Elon Musk vowed "maximum transparency" in his government work but won't even share his financial disclosures, according to a new report.
The tech billionaire has been invited into President Donald Trump's administration to cut government spending and regulation with his so-called Department of Government Efficiency, but the White House will allow him to file a “confidential” financial disclosure" as an unpaid “special government employee," reported the Washington Post.
Special government employees who are paid at or below the level of federal employees with Senior Executive Service status, according to the U.S. Office of Government Ethics, are not required to file a public financial disclosure report.
They may instead file a confidential report if they are expected to “have a substantial role in the formulation of agency policy," which so far Musk has done.

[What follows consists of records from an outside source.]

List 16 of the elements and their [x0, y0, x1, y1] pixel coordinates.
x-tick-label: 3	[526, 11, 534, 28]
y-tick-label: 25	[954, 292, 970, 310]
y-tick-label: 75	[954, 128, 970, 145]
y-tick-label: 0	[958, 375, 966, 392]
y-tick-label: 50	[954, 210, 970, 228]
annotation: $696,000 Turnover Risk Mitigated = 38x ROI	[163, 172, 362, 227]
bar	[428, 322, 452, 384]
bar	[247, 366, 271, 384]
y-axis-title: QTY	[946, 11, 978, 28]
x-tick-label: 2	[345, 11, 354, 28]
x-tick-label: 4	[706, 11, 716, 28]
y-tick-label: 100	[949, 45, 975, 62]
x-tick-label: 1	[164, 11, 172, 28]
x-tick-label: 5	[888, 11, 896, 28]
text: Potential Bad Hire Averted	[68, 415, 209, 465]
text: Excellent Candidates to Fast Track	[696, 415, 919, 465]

"As a special govt employee, Musk is limited to 130 days of work a year," noted journalist Natalie Alms. "A former White House ethics lawyer has told me that if Musk exceeds that, you can expect lawsuits to make this financial disclosure public."
A White House official told the post that Musk received an ethics briefing this week, and other DOGE staffers will do the same if they haven't already.
DOGE will also attempt to shield their work behind the Presidential Records Act, according to the group's adviser Katie Miller, which would keep their records sealed until 2034, five years after Trump leaves office and eight years after DOGE is scheduled to disband.
However, that claim will almost certainly face a legal challenge, and some observers noted his secrecy while his DOGE lackeys gain access to sensitive private data for federal employees and taxpayers and feed them into artificial intelligence models.
"So just to recap: Elon Musk has all of your personal confidential data," posted the co-executive director of the activist group Indivisible Guide. "And he will not be disclosing any of his information to the American people. One set of rules for Musk and Trump, one set of rules for the rest of us."